Published online by Cambridge University Press: 19 July 2009
Amidst war, the German army devoted a surprising amount of energy to ambitious cultural policies in the occupied territories, forming an integral part of the project of the Ober Ost state, as Ludendorff had conceived it, in his ambition to “build something whole” in the East. While Verkehrspolitik controlled the land, borders, and movement, a program of Kultur would accomplish the same on the spiritual plane, controlling entire peoples, their national identities, and future development.

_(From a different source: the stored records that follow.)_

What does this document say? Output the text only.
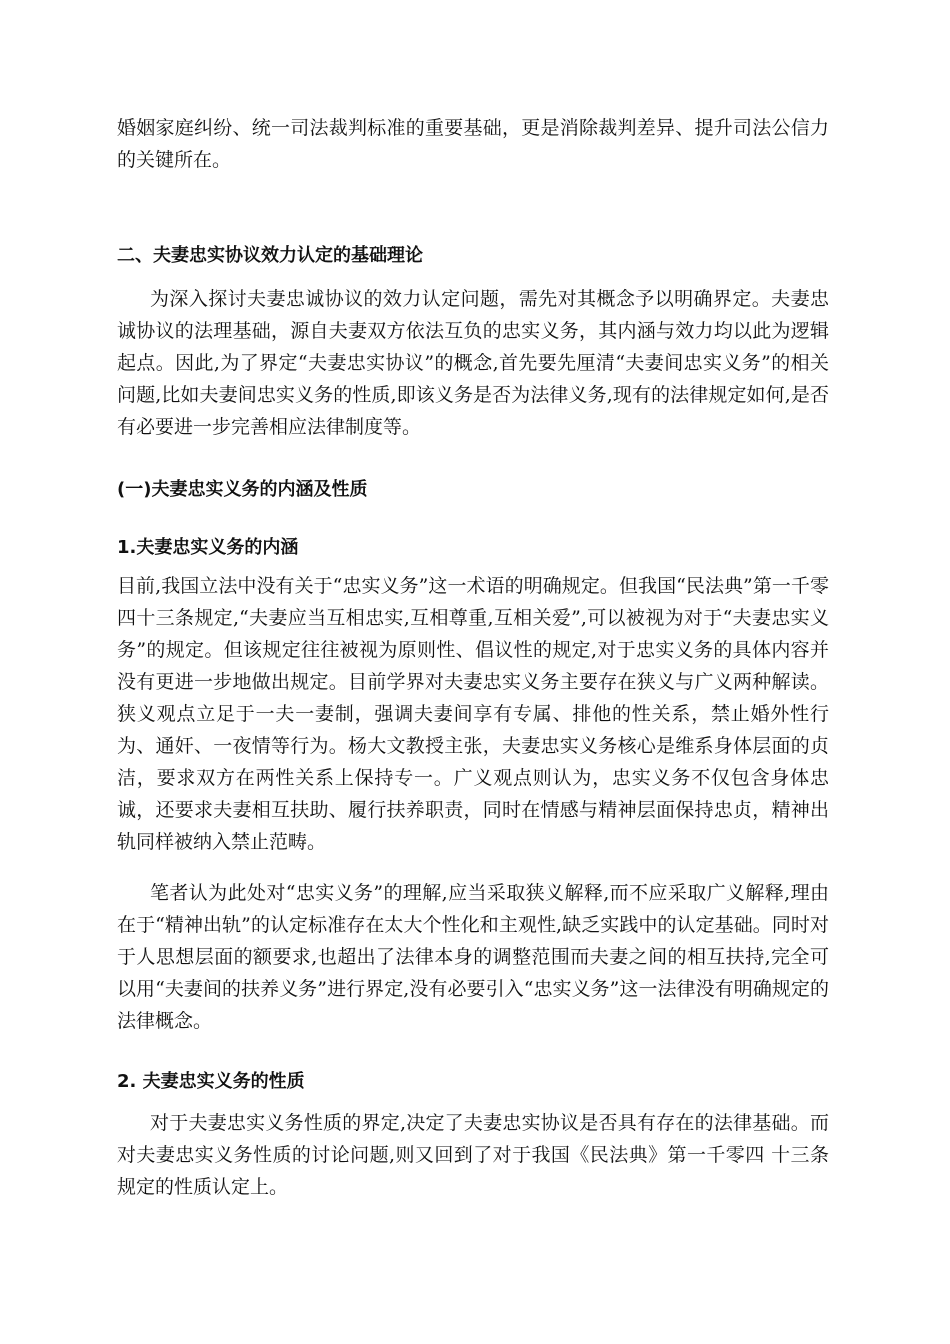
婚姻家庭纠纷、统一司法裁判标准的重要基础，更是消除裁判差异、提升司法公信力的关键所在。

二、夫妻忠实协议效力认定的基础理论

为深入探讨夫妻忠诚协议的效力认定问题，需先对其概念予以明确界定。夫妻忠诚协议的法理基础，源自夫妻双方依法互负的忠实义务，其内涵与效力均以此为逻辑起点。因此,为了界定“夫妻忠实协议”的概念,首先要先厘清“夫妻间忠实义务”的相关问题,比如夫妻间忠实义务的性质,即该义务是否为法律义务,现有的法律规定如何,是否有必要进一步完善相应法律制度等。

(一)夫妻忠实义务的内涵及性质
1.夫妻忠实义务的内涵

目前,我国立法中没有关于“忠实义务”这一术语的明确规定。但我国“民法典”第一千零四十三条规定,“夫妻应当互相忠实,互相尊重,互相关爱”,可以被视为对于“夫妻忠实义务”的规定。但该规定往往被视为原则性、倡议性的规定,对于忠实义务的具体内容并没有更进一步地做出规定。目前学界对夫妻忠实义务主要存在狭义与广义两种解读。狭义观点立足于一夫一妻制，强调夫妻间享有专属、排他的性关系，禁止婚外性行为、通奸、一夜情等行为。杨大文教授主张，夫妻忠实义务核心是维系身体层面的贞洁，要求双方在两性关系上保持专一。广义观点则认为，忠实义务不仅包含身体忠诚，还要求夫妻相互扶助、履行扶养职责，同时在情感与精神层面保持忠贞，精神出轨同样被纳入禁止范畴。

笔者认为此处对“忠实义务”的理解,应当采取狭义解释,而不应采取广义解释,理由在于“精神出轨”的认定标准存在太大个性化和主观性,缺乏实践中的认定基础。同时对于人思想层面的额要求,也超出了法律本身的调整范围而夫妻之间的相互扶持,完全可以用“夫妻间的扶养义务”进行界定,没有必要引入“忠实义务”这一法律没有明确规定的法律概念。

2. 夫妻忠实义务的性质

对于夫妻忠实义务性质的界定,决定了夫妻忠实协议是否具有存在的法律基础。而对夫妻忠实义务性质的讨论问题,则又回到了对于我国《民法典》第一千零四 十三条规定的性质认定上。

Ludendorff, newly arrived in Kowno headquarters, conceived his Kultur program on a late autumn day in 1915, while walking out to survey his new land. From Kowno's surrounding heights, he looked out over the quiet, ancient, low-roofed settlement at the confluence of the Njemen and Neris rivers and was overpowered by historical memories surging around him. He recalled, “On the other side of the Njemen lies the tower of an old castle of the Teutonic Order as a sign of German Kultur work in the East, and not far from that is a landmark of French plans for world domination, that height from which Napoleon observed the fording of the river by the great army in 1812.” Overlooking the ominous fact that these earlier projects ended in failure, Ludendorff was caught up in the glory of this moment and exclaimed: “Powerful historical impressions stormed in on me. I determined to take up in the occupied territory the Kultur work which Germans had done in those lands over many centuries.”